Und mit dem Kunstliebhaber und -sammler Arnulf Simmering verstand sich der Alte, wie der Leiter der Polizeiabteilung im Innenministerium allgemein genannt wurde, ausgezeichnet. Aber Steiger ließ nicht locker. "Aber Sie werden doch einen Eindruck von ihr gewonnen haben. Tüchtig und fleißig? Eine graue Maus? Unauffällig, der gute Geist hinter den Kulissen?"

Tschakowiak prustete laut los. "Graue Maus, unauffällig? Mein lieber Steiger, als ich erotisch sozialisiert wurde, nannte man solche Frauen noch heißblütig, zumindest temperamentvoll. Sie war alles andere als eine graue Maus. Sehr tüchtig, sehr fleißig, sehr zuverlässig, aber so, wie sie körperlich gebaut und psychisch gestrickt war, absolut unfähig, hinter den Kulissen zu wirken, sie agierte ausschließlich auf der Bühne, möglichst nahe an der Rampe.
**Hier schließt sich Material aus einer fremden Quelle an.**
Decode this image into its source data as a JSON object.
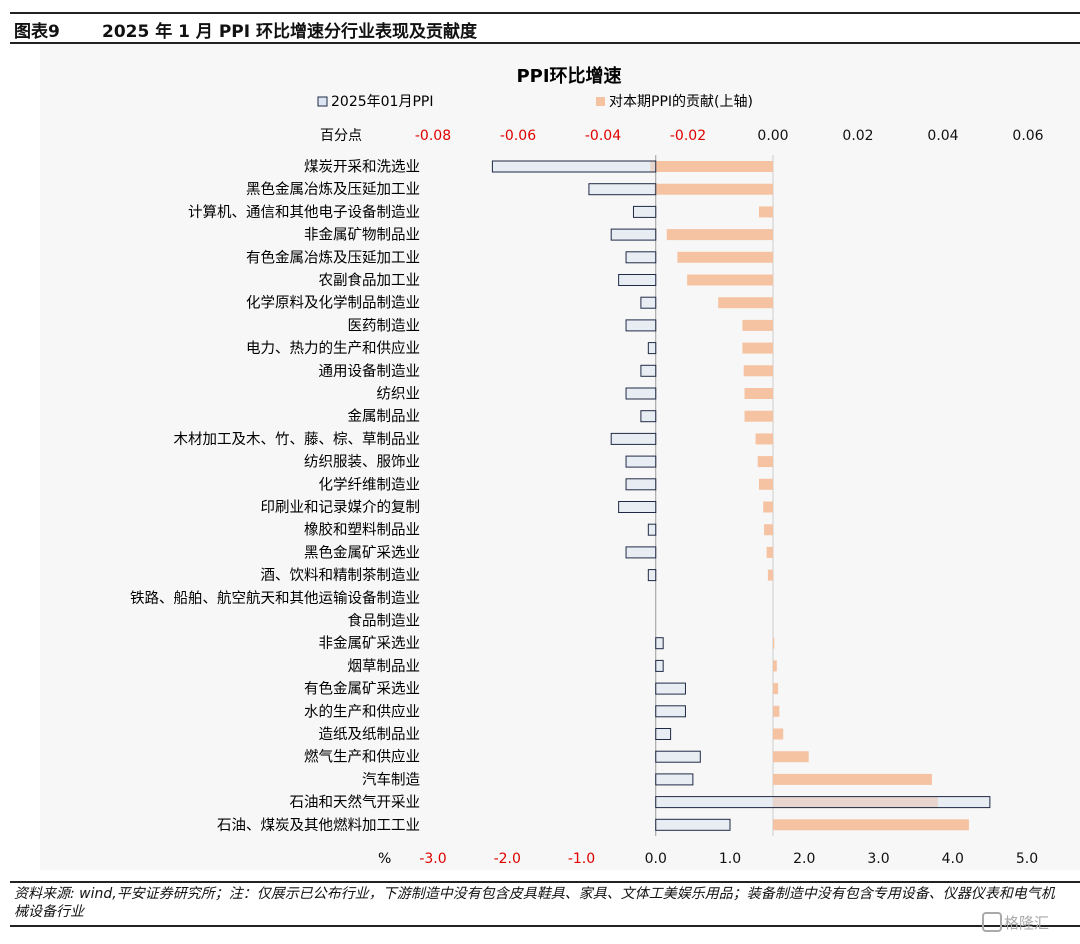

Und wenn sie dann mit ihrem bewundernswerten Po wackelte, richtete jeder Beleuchter seinen Scheinwerfer auf sie."

"Zur Freude des Ministers?"

"Das kann ich nicht beurteilen, jedenfalls zum wachsenden Verdruss seiner Marie-Luise, die er später geheiratet hat. Und die von ihm verlangte, diese Frau aus seiner unmittelbaren Nähe zu entfernen. Was er dann auch getan hat. Seine Büroleiterin wechselte in die Freie Wirtschaft. Und auf ihren Stuhl im Ministerbüro folgte ein farbloses Männlein, ein typisches Parteigewächs, grau und blutarm."

"Hatte die Reggl Feinde?"

"Wahrscheinlich."

"Gibt es keinen Hinweis auf das Motiv, sie und die beiden anderen Frauen zu erschießen?"
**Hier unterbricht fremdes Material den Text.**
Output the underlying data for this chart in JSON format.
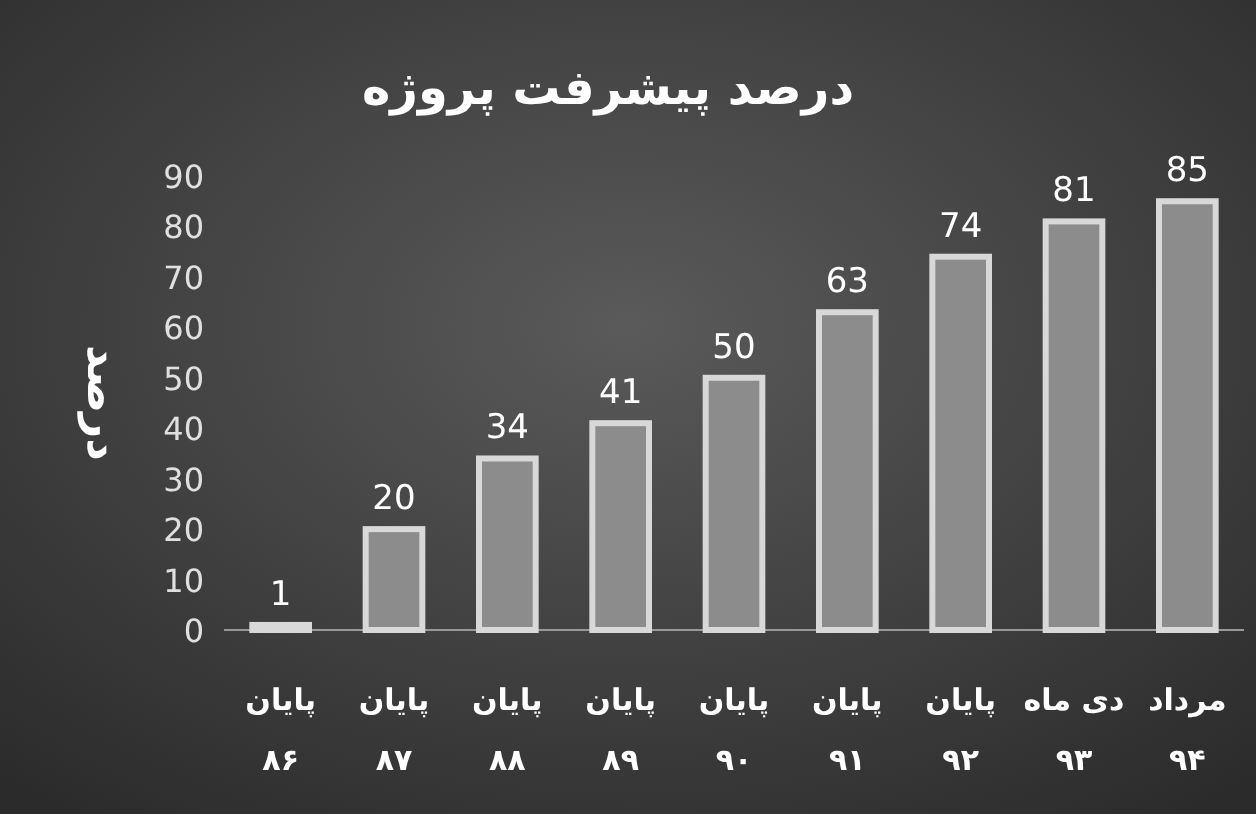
{
  "chart_data": {
    "type": "bar",
    "title": "درصد پیشرفت پروژه",
    "ylabel": "درصد",
    "categories": [
      "پایان\n۸۶",
      "پایان\n۸۷",
      "پایان\n۸۸",
      "پایان\n۸۹",
      "پایان\n۹۰",
      "پایان\n۹۱",
      "پایان\n۹۲",
      "دی ماه\n۹۳",
      "مرداد\n۹۴"
    ],
    "values": [
      1,
      20,
      34,
      41,
      50,
      63,
      74,
      81,
      85
    ],
    "color": "#8c8c8c",
    "ylim": [
      0,
      90
    ],
    "yticks": [
      0,
      10,
      20,
      30,
      40,
      50,
      60,
      70,
      80,
      90
    ],
    "data_labels": true
  }
}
"Wenn ich die Akten richtig gelesen habe - kein Hinweis."

"Dann gibt es anscheinend auch keine heiße Spur?"

"Nein. Nichts. Die Mirbach, die die Untersuchungen leitet, ist noch dabei, jeden einzelnen Stein zum zweiten Mal umzuwenden, aber sie ist in den drei Wochen keinen Schritt weitergekommen. Tatort und Tatwaffe haben nichts verraten. Indizien, Zeugen, Spuren - alles Fehlanzeige. Kennen Sie die Mirbach?"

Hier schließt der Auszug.